This isn’t to say that cable is some kind of mecca for socially evolved brainiacs. After all, those proud, self-affirming mental workouts we get keeping up with the politics and alliances in “Game of Thrones” every week come with the shame of knowing that rednecks, bored Hollywood socialites and family meltdowns await us right around the corner. None of us have clean hands here. But when it comes to the upfronts, it’s striking how much attention the broadcast nets still receive from the collective zeitgeist. TV critics, for example, are on tweet overload this week, recounting every gag, spoof video and presentation bullet point as the Big Four hype admittedly lots of new shows. Of course, the reason they have so many new shows is that they just cancelled the ones they told advertisers were the best thing ever last year during the upfronts. It’s all part of the circle of life in the broadcast world. But while all of this is quite exciting (so many new shows to put on the air for 5 eps and then cancel!), we have to wonder why the cable upfronts get so little play (unless you read CableFAX, of course).
 
Now in the old days—you know, way back before the iPhone 3S—maybe this made a lot of sense. The broadcast nets are the big guys. They get big ratings, and they suck up big ad money from Madison Avenue. But take a look at the ratings lately, and you’ll see quite a shift over just the last two or three years. USA, TNT, TBS, FX and others often beat out their broadcast counterparts in the ratings. AMC’s “The Walking Dead” has eaten the broadcast competition alive (sorry). Sure, many broadcast shows still beat cable—but increasingly not by much if at all. And even cable nets with low ratings relative to the broadcasters tend to go off the charts when it comes to viewer engagement through social media and other avenues. Many also attract niches quite attractive to certain brands. In addition, cable audiences tend to skew younger and, dare we say, smarter in the sense that they’re more willing to immerse themselves in complex and ambiguous storytelling. Let’s see: Might free thinkers willing to dig beneath the surface also be the kind more open to switching products because of a smart ad campaign? Hmmm…
 
None of this means that advertisers seeking the broadest cross section of America shouldn’t assign a lot of value to the broadcasters. They should. CBS is wildly successful with procedurals and comedies that tap into our most primal storytelling instincts. ABC has found success with soapy dramas and reality competitions. Fox consistently delivers edgy shows that play well among 18-49s. And NBC, despite its continued struggles, deserves credit for turning “The Voice” into a phenomenon. But cable often does all this and more, sometimes much better. And it deserves more Madison Avenue buzz.
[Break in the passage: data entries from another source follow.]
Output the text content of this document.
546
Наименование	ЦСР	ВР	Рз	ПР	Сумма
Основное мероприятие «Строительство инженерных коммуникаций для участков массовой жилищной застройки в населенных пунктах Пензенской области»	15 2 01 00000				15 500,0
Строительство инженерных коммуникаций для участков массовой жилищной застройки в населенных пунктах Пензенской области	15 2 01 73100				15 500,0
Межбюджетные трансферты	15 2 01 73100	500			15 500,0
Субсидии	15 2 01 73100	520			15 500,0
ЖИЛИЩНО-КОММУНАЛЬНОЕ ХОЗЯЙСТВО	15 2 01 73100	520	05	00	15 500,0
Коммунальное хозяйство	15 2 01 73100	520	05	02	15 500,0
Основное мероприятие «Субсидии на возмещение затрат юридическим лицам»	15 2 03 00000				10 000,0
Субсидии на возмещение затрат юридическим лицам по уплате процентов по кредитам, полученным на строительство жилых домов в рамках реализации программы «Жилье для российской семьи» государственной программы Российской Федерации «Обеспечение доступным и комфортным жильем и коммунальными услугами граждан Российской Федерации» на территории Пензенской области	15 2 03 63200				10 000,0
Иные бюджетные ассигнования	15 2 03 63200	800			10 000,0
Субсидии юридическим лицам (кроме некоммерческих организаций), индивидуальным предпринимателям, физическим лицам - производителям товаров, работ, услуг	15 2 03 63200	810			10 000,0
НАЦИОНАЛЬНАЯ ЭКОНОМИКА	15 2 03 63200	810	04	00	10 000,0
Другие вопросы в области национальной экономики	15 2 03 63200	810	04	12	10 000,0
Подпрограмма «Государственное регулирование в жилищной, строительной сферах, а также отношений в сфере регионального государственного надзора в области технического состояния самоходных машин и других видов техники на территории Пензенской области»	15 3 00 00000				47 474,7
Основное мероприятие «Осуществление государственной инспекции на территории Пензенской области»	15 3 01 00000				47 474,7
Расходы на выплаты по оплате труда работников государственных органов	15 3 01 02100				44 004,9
Perhaps cable nets should do what the broadcasters do: Organize themselves into tighter blocks, bunching several network upfront parties and presentations into more compressed time periods. Does this need to drag out for several months? Really? Yes, it’s much easier to coordinate four broadcast networks than dozens of cable nets. But cable could make all of this easier on everyone. That may not be the only reason that this week gets so much attention—but it’s one of them.